At one point Charles River discussed demolishing the structure, constructed in 1983, because of potential liability issues, Lawhon said, but agreed to put off any demolition plans for a year.
Lou Ann Nisbett, president and chief executive officer of the Economic Development Alliance of Jefferson County, addressed the council Monday and noted that should Charles River donate the property to Redfield, a potential buyer could be eligible for incentives from the Economic Development Corp. of Jefferson County. Revenue from a three-eighths cent sales tax approved by county voters in 2011 was earmarked for job creation.

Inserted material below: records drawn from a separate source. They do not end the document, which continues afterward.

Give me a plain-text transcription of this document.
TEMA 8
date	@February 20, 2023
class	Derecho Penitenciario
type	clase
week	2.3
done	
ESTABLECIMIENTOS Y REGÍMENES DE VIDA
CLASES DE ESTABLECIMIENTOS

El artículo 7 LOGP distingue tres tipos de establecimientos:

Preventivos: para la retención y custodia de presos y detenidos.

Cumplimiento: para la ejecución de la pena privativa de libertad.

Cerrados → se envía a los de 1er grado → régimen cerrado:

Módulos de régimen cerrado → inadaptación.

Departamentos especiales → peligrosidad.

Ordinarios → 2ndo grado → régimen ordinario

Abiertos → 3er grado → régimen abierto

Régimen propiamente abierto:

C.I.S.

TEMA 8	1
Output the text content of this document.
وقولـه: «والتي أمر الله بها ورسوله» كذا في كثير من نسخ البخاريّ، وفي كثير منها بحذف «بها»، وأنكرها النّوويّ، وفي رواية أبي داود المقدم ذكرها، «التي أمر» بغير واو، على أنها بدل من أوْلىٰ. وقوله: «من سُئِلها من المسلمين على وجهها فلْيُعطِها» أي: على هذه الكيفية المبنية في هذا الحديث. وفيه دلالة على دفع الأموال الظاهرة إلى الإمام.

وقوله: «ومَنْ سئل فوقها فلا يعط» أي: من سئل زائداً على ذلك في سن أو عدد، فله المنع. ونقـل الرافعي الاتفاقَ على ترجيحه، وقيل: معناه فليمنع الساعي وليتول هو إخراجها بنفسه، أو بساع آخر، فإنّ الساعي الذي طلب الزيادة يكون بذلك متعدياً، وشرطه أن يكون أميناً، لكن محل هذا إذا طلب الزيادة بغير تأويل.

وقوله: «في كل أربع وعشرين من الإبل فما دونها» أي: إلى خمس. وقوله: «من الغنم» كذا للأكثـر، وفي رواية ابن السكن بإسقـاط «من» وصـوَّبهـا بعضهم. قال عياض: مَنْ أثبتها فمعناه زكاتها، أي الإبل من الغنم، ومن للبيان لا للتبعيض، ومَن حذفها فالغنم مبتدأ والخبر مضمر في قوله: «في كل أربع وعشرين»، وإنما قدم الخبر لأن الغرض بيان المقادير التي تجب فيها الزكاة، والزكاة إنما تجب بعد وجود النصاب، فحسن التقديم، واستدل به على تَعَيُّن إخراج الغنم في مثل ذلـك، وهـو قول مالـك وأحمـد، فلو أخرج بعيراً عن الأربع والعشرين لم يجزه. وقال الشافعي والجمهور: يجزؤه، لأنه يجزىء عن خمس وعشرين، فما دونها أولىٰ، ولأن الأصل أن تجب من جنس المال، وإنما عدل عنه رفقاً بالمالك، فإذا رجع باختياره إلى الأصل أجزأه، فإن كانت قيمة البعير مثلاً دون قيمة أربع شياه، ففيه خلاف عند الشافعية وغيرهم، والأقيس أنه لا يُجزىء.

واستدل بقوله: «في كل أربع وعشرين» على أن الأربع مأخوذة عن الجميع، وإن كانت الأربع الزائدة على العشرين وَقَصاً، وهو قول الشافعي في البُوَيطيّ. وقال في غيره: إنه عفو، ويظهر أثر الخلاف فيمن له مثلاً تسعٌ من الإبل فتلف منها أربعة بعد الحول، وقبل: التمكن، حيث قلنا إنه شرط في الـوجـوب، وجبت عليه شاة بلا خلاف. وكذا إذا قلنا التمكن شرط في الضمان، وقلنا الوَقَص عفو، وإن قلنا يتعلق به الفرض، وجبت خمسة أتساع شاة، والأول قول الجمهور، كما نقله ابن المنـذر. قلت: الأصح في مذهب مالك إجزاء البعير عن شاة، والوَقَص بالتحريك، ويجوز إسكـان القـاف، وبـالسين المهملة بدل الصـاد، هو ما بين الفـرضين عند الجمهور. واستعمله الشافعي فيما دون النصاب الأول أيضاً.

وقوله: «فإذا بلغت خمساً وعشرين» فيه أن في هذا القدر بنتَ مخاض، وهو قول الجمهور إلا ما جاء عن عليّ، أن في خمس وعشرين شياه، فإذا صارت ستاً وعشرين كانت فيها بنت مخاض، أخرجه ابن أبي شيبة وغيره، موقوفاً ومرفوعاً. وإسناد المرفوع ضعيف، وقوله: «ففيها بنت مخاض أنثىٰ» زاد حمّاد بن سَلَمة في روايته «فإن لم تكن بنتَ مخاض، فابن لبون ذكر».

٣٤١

Aldermen were told it costs an estimated $100,000 annually to keep the utilities on at minimum levels in the buildings and a number of mechanical and roof problems were listed by Charles River.
Lawhon acknowledged that “a lot of unknowns” exist and said he wanted the council to make the decision.
The municipality’s $650,000 annual budget has been stretched with lower-than-anticipated revenues for the first quarter of the year, he added, with city officials using reserves to make the city’s payroll.
“Council, this is in your lap,” he added.
The first vote on accepting the property failed, with Aldermen Carol Eagle and Glen Flemmons casting the only “yes” votes. Sandra G. Garrett, Diann Smith, Larry O’Briant and Darrell Hedden voted in opposition.
A motion by Hedden to reconsider failed by an identical 4-2 vote.
The alternative, a representative of the Little Rock commercial real estate firm Flake and Kelly said earlier, would involve Charles River selling the former animal research lab at auction. Lawhon called Dave Carter of the firm after the two votes and simply said “we pass.”